Kandil’den gelen her sivri beyanın arkasında bir “kopma” arayanların arayışları şu ana kadar gerçek çıkmadı. 6-7 Ekim Kobane olaylarında ve geçen ayki Cizre olaylarında Abdullah Öcalan’ın “durun” talimatına uyulması da bu arayışları kesmedi.

Haberin Devamı

Kandil’in zaman zaman her an yan çizebilecek “kötü çocuk” konumunda görülmesi de böyle karmaşık bir sürecin kaçınılması zor olgulardan biri olarak görülmesi, aslında sürecinin devalının güvencelerinden biri oldu.

Barış süreci başlarken Abdullah Öcalan ilk Nevruz bildirisinde silahlı mücadele döneminin kesin olarak sona erdiğini, bundan sonra esas olanın demokratik siyasi mücadele olduğunu ilan etmişti.

Demokratik siyasi mücadelenin de ana organının, bir “Türkiye partisi”ne dönüşme çabasında olan HDP’nin olması sürecin doğal akışının icabıdır.

Buradan devam edildiği zaman da HDP’nin 7 Haziran seçiminde yüzde 10 barajını aşarak güçlü bir grupla Meclis’e girmesinin önemli bir dönüm noktası olacağına kuşku yoktur.

HDP’nin barajı aşmasını sağlayacak önemli siyasi unsur da Öcalan’ın silahlara veda açıklamasını yapmasıdır.
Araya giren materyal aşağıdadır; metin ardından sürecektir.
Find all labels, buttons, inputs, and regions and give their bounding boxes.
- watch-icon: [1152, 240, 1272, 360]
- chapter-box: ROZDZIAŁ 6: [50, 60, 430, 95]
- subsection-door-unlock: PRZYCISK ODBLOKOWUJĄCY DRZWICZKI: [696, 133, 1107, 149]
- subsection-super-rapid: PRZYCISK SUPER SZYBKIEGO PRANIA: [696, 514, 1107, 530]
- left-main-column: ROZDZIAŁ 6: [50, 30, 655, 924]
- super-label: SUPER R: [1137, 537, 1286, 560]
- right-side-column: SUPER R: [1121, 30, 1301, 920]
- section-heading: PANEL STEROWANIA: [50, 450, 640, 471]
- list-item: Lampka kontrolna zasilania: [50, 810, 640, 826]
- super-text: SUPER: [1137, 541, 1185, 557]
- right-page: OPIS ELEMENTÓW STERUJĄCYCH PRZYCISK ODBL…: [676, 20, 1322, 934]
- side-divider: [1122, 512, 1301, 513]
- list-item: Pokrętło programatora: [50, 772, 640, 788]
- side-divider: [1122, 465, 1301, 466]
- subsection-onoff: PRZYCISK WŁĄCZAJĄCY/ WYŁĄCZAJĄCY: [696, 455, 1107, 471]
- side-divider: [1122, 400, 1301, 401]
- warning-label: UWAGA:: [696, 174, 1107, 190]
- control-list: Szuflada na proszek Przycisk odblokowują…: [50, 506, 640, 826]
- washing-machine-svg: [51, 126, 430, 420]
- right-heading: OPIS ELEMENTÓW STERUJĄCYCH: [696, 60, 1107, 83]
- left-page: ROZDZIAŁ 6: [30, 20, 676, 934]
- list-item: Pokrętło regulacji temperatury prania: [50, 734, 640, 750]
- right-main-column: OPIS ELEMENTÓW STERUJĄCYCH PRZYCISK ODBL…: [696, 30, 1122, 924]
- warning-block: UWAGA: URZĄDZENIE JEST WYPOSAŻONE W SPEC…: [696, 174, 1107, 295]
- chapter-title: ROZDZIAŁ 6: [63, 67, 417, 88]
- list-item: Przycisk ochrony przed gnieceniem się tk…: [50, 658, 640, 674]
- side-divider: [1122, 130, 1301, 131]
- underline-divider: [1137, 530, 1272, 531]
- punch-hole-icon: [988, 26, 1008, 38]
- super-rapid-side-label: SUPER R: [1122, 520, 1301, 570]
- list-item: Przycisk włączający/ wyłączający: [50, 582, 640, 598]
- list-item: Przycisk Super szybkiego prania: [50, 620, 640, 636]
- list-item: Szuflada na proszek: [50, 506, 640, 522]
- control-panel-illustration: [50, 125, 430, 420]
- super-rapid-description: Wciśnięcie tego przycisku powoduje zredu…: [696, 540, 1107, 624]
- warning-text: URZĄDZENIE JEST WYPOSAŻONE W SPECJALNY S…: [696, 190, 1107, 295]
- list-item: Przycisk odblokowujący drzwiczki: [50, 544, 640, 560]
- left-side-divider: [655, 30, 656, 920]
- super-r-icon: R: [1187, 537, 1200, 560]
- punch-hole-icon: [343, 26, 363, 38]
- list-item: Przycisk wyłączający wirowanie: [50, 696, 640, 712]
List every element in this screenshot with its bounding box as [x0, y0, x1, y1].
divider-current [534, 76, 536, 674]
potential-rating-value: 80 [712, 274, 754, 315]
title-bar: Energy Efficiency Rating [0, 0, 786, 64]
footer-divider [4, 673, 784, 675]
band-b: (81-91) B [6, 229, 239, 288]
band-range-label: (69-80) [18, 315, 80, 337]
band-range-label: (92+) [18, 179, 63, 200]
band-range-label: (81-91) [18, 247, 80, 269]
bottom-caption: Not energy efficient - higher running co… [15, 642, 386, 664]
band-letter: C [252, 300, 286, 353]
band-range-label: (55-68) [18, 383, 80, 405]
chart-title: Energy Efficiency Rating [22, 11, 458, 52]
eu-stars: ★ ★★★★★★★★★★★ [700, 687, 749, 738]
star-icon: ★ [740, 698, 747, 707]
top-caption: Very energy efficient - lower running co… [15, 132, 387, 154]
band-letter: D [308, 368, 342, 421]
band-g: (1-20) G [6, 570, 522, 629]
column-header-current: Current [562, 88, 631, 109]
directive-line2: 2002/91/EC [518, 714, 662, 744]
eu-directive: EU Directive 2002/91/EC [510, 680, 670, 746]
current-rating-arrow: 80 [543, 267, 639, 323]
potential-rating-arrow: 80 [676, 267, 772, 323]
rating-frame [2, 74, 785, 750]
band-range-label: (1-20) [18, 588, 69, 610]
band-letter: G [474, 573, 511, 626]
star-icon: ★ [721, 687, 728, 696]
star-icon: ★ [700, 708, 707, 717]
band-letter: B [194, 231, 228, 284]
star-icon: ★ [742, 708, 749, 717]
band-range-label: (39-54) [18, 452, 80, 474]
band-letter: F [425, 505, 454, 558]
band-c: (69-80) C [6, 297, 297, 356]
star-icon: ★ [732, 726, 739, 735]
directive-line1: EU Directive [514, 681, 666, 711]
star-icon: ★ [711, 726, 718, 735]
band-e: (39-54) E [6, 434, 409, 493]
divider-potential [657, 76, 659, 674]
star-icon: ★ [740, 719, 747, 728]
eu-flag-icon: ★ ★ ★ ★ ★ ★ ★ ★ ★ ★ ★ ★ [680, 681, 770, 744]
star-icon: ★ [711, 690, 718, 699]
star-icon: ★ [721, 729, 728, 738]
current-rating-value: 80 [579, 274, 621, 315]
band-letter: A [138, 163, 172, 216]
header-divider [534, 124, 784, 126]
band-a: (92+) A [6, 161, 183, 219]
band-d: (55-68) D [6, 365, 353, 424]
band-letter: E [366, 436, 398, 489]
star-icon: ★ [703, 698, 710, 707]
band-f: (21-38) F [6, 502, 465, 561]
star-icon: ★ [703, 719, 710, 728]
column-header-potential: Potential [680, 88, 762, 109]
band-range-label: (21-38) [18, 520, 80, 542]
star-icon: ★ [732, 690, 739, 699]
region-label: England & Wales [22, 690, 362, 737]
Süreçteki bu sıçrama, barış umudu içinde HDP’ye oy verme ihtimali olan önemli bir kesimin bunu gönül ferahlığıyla yapmasını sağlayacaktır. Barış süreci ve Kürt siyasetinin geleceği “kritik” bir noktaya gelmiştir. Yüz yıllık bir sorunun, doksan yıllık bir savaşın sona ermesi için birçok kritik nokta aşıldı, bu da aşılmak zorundadır.